Single by The Real Thing

from the album 4 from 8
- B-side: "Topsy Turvy"
- Released: 1977
- Genre: Soul, Pop
- Label: Pye Records 7N 45701
- Songwriter(s): Chris Amoo, Eddie Amoo
- Producer(s): Chris & Eddie Amoo for Tony Hall Productions

= Love's Such a Wonderful Thing =

"Love's Such a Wonderful Thing" is a song released in 1977 by the UK band The Real Thing taken from their album 4 from 8. The song peaked at #33 on the UK Singles Chart.

==Background==
The song was written, arranged and produced by brothers Chris Amoo and Eddie Amoo.

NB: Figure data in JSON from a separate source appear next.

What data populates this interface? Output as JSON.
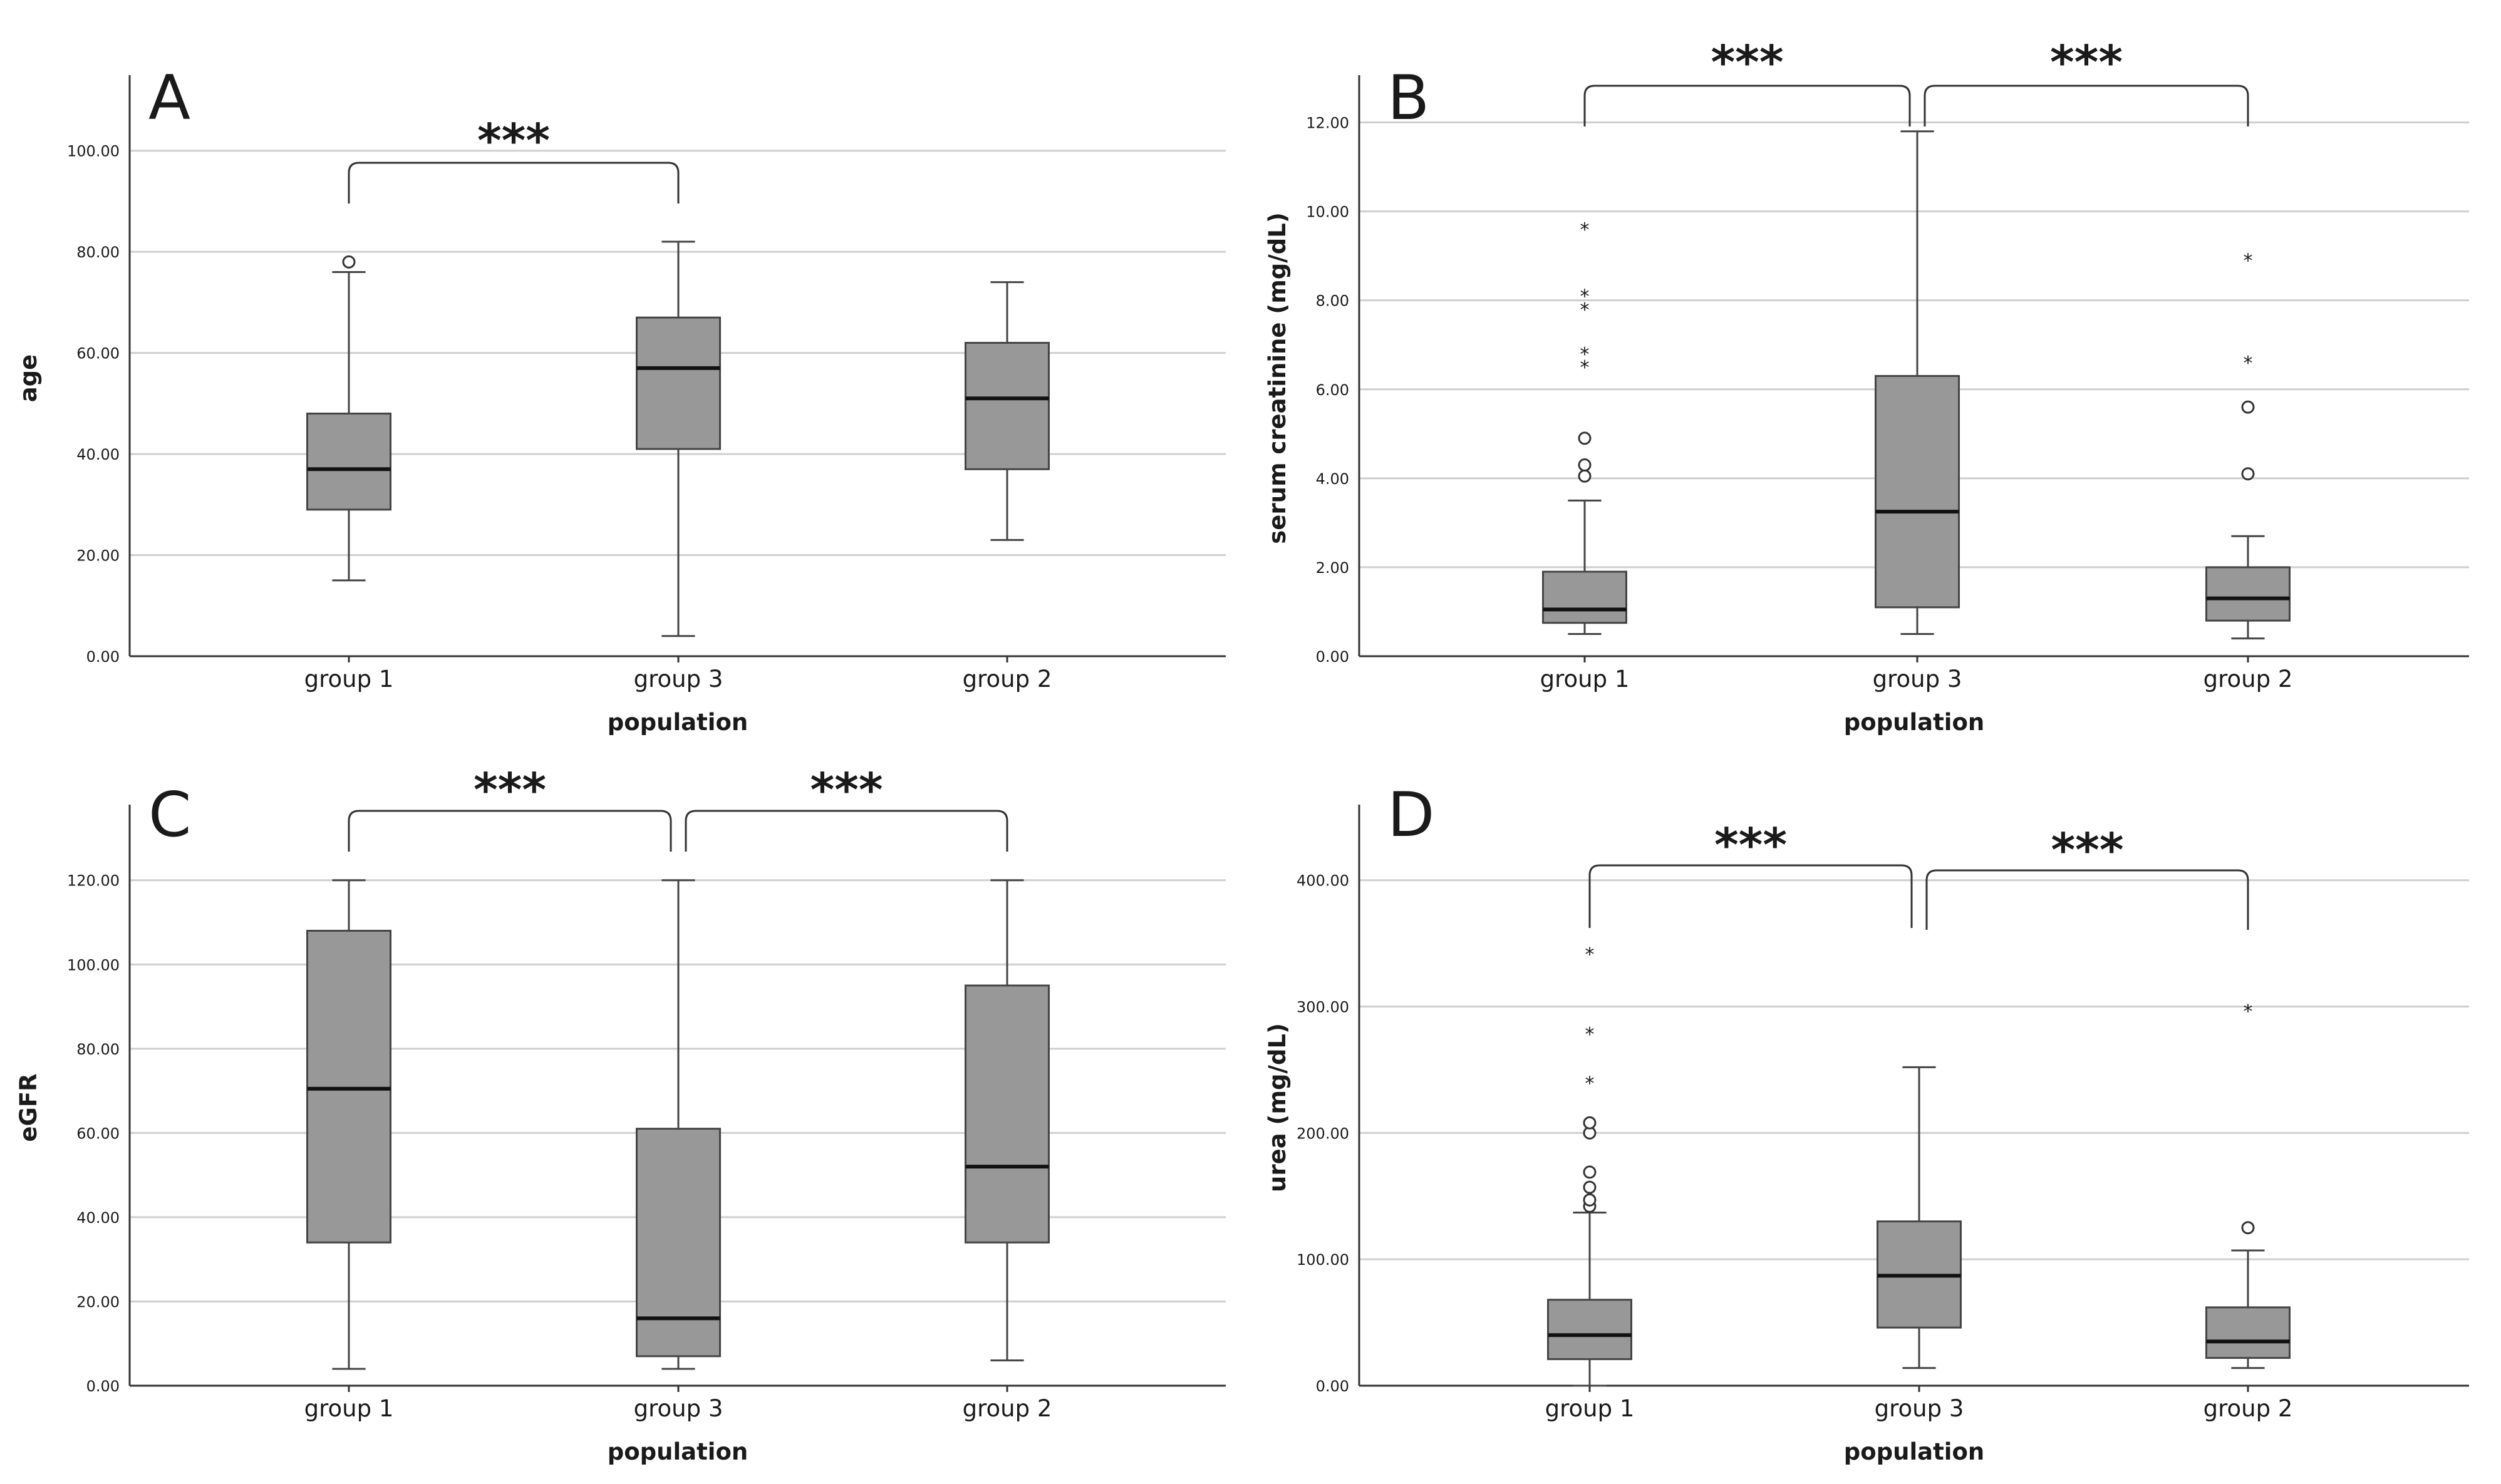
{
  "figure": {
    "colors": {
      "box_fill": "#989898",
      "box_stroke": "#444444",
      "grid": "#cfcfcf",
      "text": "#1a1a1a"
    }
  },
  "chart_data": [
    {
      "type": "box",
      "panel": "A",
      "xlabel": "population",
      "ylabel": "age",
      "categories": [
        "group 1",
        "group 3",
        "group 2"
      ],
      "ylim": [
        0,
        110
      ],
      "yticks": [
        0,
        20,
        40,
        60,
        80,
        100
      ],
      "ytick_labels": [
        "0.00",
        "20.00",
        "40.00",
        "60.00",
        "80.00",
        "100.00"
      ],
      "boxes": [
        {
          "group": "group 1",
          "whisker_low": 15,
          "q1": 29,
          "median": 37,
          "q3": 48,
          "whisker_high": 76,
          "outliers": [
            {
              "value": 78,
              "kind": "circle"
            }
          ]
        },
        {
          "group": "group 3",
          "whisker_low": 4,
          "q1": 41,
          "median": 57,
          "q3": 67,
          "whisker_high": 82,
          "outliers": []
        },
        {
          "group": "group 2",
          "whisker_low": 23,
          "q1": 37,
          "median": 51,
          "q3": 62,
          "whisker_high": 74,
          "outliers": []
        }
      ],
      "significance": [
        {
          "from": "group 1",
          "to": "group 3",
          "label": "***"
        }
      ]
    },
    {
      "type": "box",
      "panel": "B",
      "xlabel": "population",
      "ylabel": "serum creatinine (mg/dL)",
      "categories": [
        "group 1",
        "group 3",
        "group 2"
      ],
      "ylim": [
        0,
        12.5
      ],
      "yticks": [
        0,
        2,
        4,
        6,
        8,
        10,
        12
      ],
      "ytick_labels": [
        "0.00",
        "2.00",
        "4.00",
        "6.00",
        "8.00",
        "10.00",
        "12.00"
      ],
      "boxes": [
        {
          "group": "group 1",
          "whisker_low": 0.5,
          "q1": 0.75,
          "median": 1.05,
          "q3": 1.9,
          "whisker_high": 3.5,
          "outliers": [
            {
              "value": 4.05,
              "kind": "circle"
            },
            {
              "value": 4.3,
              "kind": "circle"
            },
            {
              "value": 4.9,
              "kind": "circle"
            },
            {
              "value": 6.6,
              "kind": "star"
            },
            {
              "value": 6.9,
              "kind": "star"
            },
            {
              "value": 7.9,
              "kind": "star"
            },
            {
              "value": 8.2,
              "kind": "star"
            },
            {
              "value": 9.7,
              "kind": "star"
            }
          ]
        },
        {
          "group": "group 3",
          "whisker_low": 0.5,
          "q1": 1.1,
          "median": 3.25,
          "q3": 6.3,
          "whisker_high": 11.8,
          "outliers": []
        },
        {
          "group": "group 2",
          "whisker_low": 0.4,
          "q1": 0.8,
          "median": 1.3,
          "q3": 2.0,
          "whisker_high": 2.7,
          "outliers": [
            {
              "value": 4.1,
              "kind": "circle"
            },
            {
              "value": 5.6,
              "kind": "circle"
            },
            {
              "value": 6.7,
              "kind": "star"
            },
            {
              "value": 9.0,
              "kind": "star"
            }
          ]
        }
      ],
      "significance": [
        {
          "from": "group 1",
          "to": "group 3",
          "label": "***"
        },
        {
          "from": "group 3",
          "to": "group 2",
          "label": "***"
        }
      ]
    },
    {
      "type": "box",
      "panel": "C",
      "xlabel": "population",
      "ylabel": "eGFR",
      "categories": [
        "group 1",
        "group 3",
        "group 2"
      ],
      "ylim": [
        0,
        132
      ],
      "yticks": [
        0,
        20,
        40,
        60,
        80,
        100,
        120
      ],
      "ytick_labels": [
        "0.00",
        "20.00",
        "40.00",
        "60.00",
        "80.00",
        "100.00",
        "120.00"
      ],
      "boxes": [
        {
          "group": "group 1",
          "whisker_low": 4,
          "q1": 34,
          "median": 70.5,
          "q3": 108,
          "whisker_high": 120,
          "outliers": []
        },
        {
          "group": "group 3",
          "whisker_low": 4,
          "q1": 7,
          "median": 16,
          "q3": 61,
          "whisker_high": 120,
          "outliers": []
        },
        {
          "group": "group 2",
          "whisker_low": 6,
          "q1": 34,
          "median": 52,
          "q3": 95,
          "whisker_high": 120,
          "outliers": []
        }
      ],
      "significance": [
        {
          "from": "group 1",
          "to": "group 3",
          "label": "***"
        },
        {
          "from": "group 3",
          "to": "group 2",
          "label": "***"
        }
      ]
    },
    {
      "type": "box",
      "panel": "D",
      "xlabel": "population",
      "ylabel": "urea (mg/dL)",
      "categories": [
        "group 1",
        "group 3",
        "group 2"
      ],
      "ylim": [
        0,
        440
      ],
      "yticks": [
        0,
        100,
        200,
        300,
        400
      ],
      "ytick_labels": [
        "0.00",
        "100.00",
        "200.00",
        "300.00",
        "400.00"
      ],
      "boxes": [
        {
          "group": "group 1",
          "whisker_low": 0,
          "q1": 21,
          "median": 40,
          "q3": 68,
          "whisker_high": 137,
          "outliers": [
            {
              "value": 142,
              "kind": "circle"
            },
            {
              "value": 147,
              "kind": "circle"
            },
            {
              "value": 157,
              "kind": "circle"
            },
            {
              "value": 169,
              "kind": "circle"
            },
            {
              "value": 200,
              "kind": "circle"
            },
            {
              "value": 208,
              "kind": "circle"
            },
            {
              "value": 243,
              "kind": "star"
            },
            {
              "value": 282,
              "kind": "star"
            },
            {
              "value": 345,
              "kind": "star"
            }
          ]
        },
        {
          "group": "group 3",
          "whisker_low": 14,
          "q1": 46,
          "median": 87,
          "q3": 130,
          "whisker_high": 252,
          "outliers": []
        },
        {
          "group": "group 2",
          "whisker_low": 14,
          "q1": 22,
          "median": 35,
          "q3": 62,
          "whisker_high": 107,
          "outliers": [
            {
              "value": 125,
              "kind": "circle"
            },
            {
              "value": 300,
              "kind": "star"
            }
          ]
        }
      ],
      "significance": [
        {
          "from": "group 1",
          "to": "group 3",
          "label": "***"
        },
        {
          "from": "group 3",
          "to": "group 2",
          "label": "***"
        }
      ]
    }
  ]
}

The B side "Topsy Turvy" was written by the Amoo brothers but produced and arranged by Jerome Rimson.

==Samplings of "So Much Love to Give"==

The song contains the lyrics "I've got so much love to give". The phrase and music has become popular by various DJ and music producers and subject of many adaptations.

The French house duo Together, consisting of Thomas Bangalter and DJ Falcon used the line and music in their release "So Much Love to Give". The 12" single released in 2002 contains the sample, repeating it throughout the song.

The sample was also used by Freeloaders in their 2005 single also titled "So Much Love to Give", which reached #9 on the UK chart.

The music segment but without the actual usage of the phrase "So much love" was utilized in Uniting Nations 2005 hit "You and Me"

The sample for "So Much Love" was also used by Fedde Le Grand in his song "So Much Love" in 2011.

The Hungarian deep house / progressive house DJs Muzzaik & Stadiumx used it in their song "So Much Love" in 2016.